The UN has declared war on the planet, and world’s space agencies have drafted twenty-four teens as candidates to prepare the Jupiter moon Europa for humanity to resettle there. Two of these teens are Naomi Ardalan, a Persian-American science prodigy, and Leonardo Danieli, an Italian championship swimmer. But where Leo is thrilled to leave Rome — and Earth — to seek a new future, Naomi is filled with distrust. Both are thrust into the International Space Training Camp, where they’ll compete with the other 22 candidates for a spot in the Final Six to go to Europa — but soon discover the opportunity to travel to a new world comes with incredible risk.
When I initially began reading The Final Six, I thought I was about to get into a hopeful story about space exploration — but what I found within the covers ended up being anything but. Leo and Naomi are competing for spots on a resettlement mission — not to push the boundaries of what humanity can do, but to save it from the planet it was complicit in destroying in the first place.
The publisher’s summary of The Final Six made the story sound suspiciously like the setup of The Hunger Games — which, frankly, is a series I truly dislike — so I was surprised to discover this novel is incredibly different in premise and worldbuilding. Whereas The Hunger Games fails to create a plausible dystopian world, the apocalyptic landscape of The Final Six is one that readers may already recognize: a world where near-daily devastating natural disasters have numbed humanity almost beyond repair.
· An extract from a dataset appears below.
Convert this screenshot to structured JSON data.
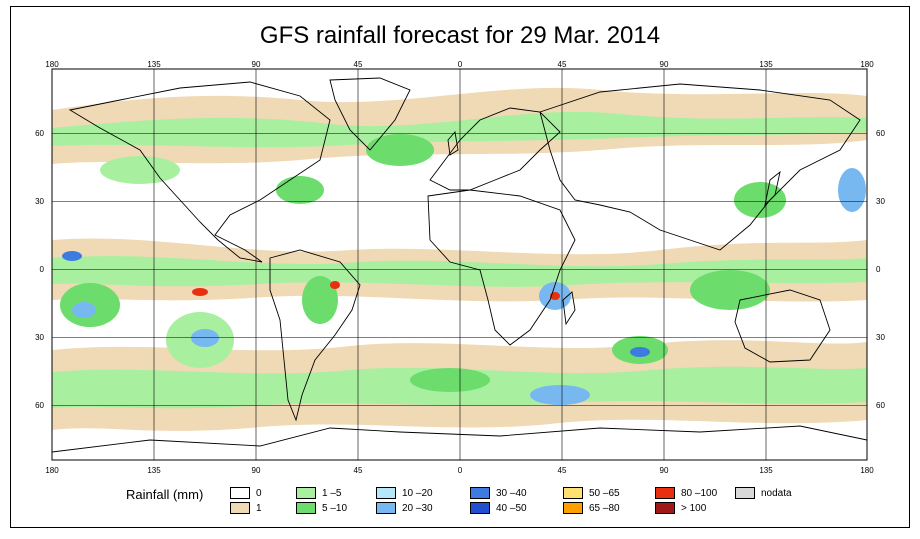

Her words trigger my memories of seeing the tsunami all over the news, the horror my family and I felt at the photos of the carnage. But by the next day, there was a new disaster to report, and the world quickly moved on from mourning Singapore. You become numb to the daily tragedies, until the next one happens to you.
Monir packs a terrifying vision of deadly natural disaster into this horrifically plausible near-future sci-fi tale, and the suspenseful cliffhanger ending is bound to leave readers clamoring for the next book in the series.
The author also does a great job building the cast of characters to represent a truly diverse mix of humanity, from athletes to scientists from all across the world, and she weaves their backgrounds and abilities into the plot in a way that’s both useful and intentional. The Final Six has already been optioned for film, although I’m incredibly hesitant to see what Hollywood might make of this incredibly diverse novel.
Though I wouldn’t say the writing in the novel is at an especially high level, the worldbuilding is definitely something to write home about, and Monir’s characters are wonderfully created. The novel holds a dismal future, but it serves as a cautionary tale about the future Earth faces without changing how we treat the environment. I would recommend this book as a way to introduce younger teens to the hazards of a potential environmental apocalypse.